Everything we have been asking ourselves over the last 6 plus weeks come together as we close in on Sinai. In our lives we have sought reassurances from those we honor, their blessings, to guide us and to help us make the right decisions. We have dealt with sickness and accusations and we have numbered those we could count on and those we separated from or who separated from us. We come to this Shabbat, some of us filled with a week of sickness and sadness, sorrow and joy. We leave oddly enough Memorial Day behind in this week and start a new kind of memorial as we enter the next. This is the longest parashah of the year with 176 verses.
As you enter this Shabbat and think of the week behind you keep in your head these words from Numbers 6:22-27, please.

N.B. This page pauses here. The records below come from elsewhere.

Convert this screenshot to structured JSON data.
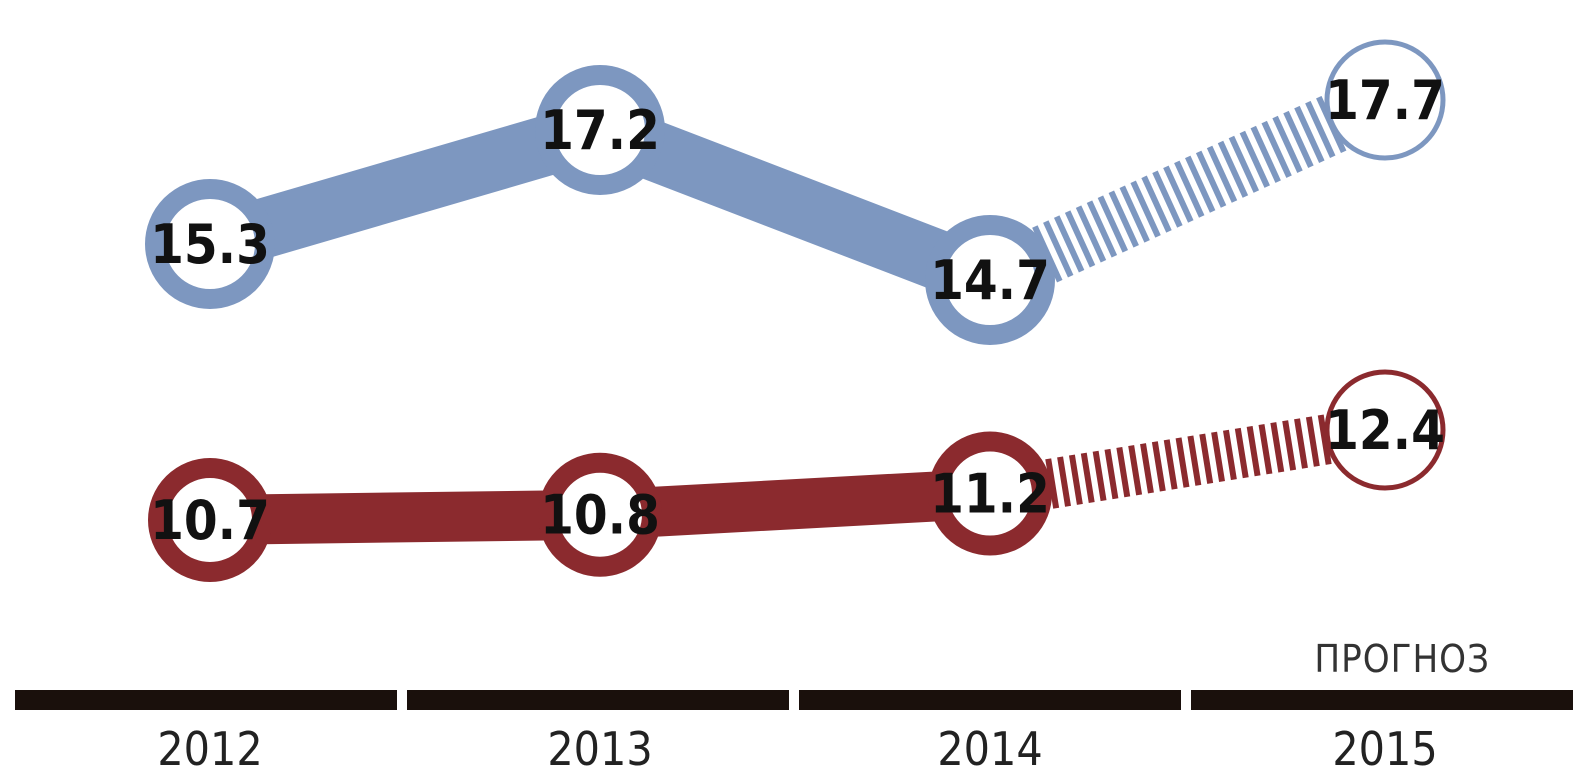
{
  "chart_data": {
    "type": "line",
    "categories": [
      "2012",
      "2013",
      "2014",
      "2015"
    ],
    "forecast_label": "ПРОГНОЗ",
    "forecast_from_index": 2,
    "series": [
      {
        "values": [
          15.3,
          17.2,
          14.7,
          17.7
        ],
        "labels": [
          "15.3",
          "17.2",
          "14.7",
          "17.7"
        ],
        "color": "#7d97c0"
      },
      {
        "values": [
          10.7,
          10.8,
          11.2,
          12.4
        ],
        "labels": [
          "10.7",
          "10.8",
          "11.2",
          "12.4"
        ],
        "color": "#8b2a2e"
      }
    ],
    "axis_color": "#1a100c",
    "grid": false
  }
}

Adonai spoke to Moses: Speak to Aaron and his sons: Thus shall you bless the people of Israel. Say to them.
Adonai bless you and protect you
Adonai deal kindly and graciously with you
Adonai bestow God's favor upon you and grant you peace.
With the hands held in the familiar three branched position so did the priests as was their task. As those whose blessings we seek and those elders or favorite cousins we want to approve of us we ask the same and give it in return.
Or as in the words of the prophets Roddenberry and Nimoy.
Life Long and Prosper.
A sweet Shabbat to all and to all a good night!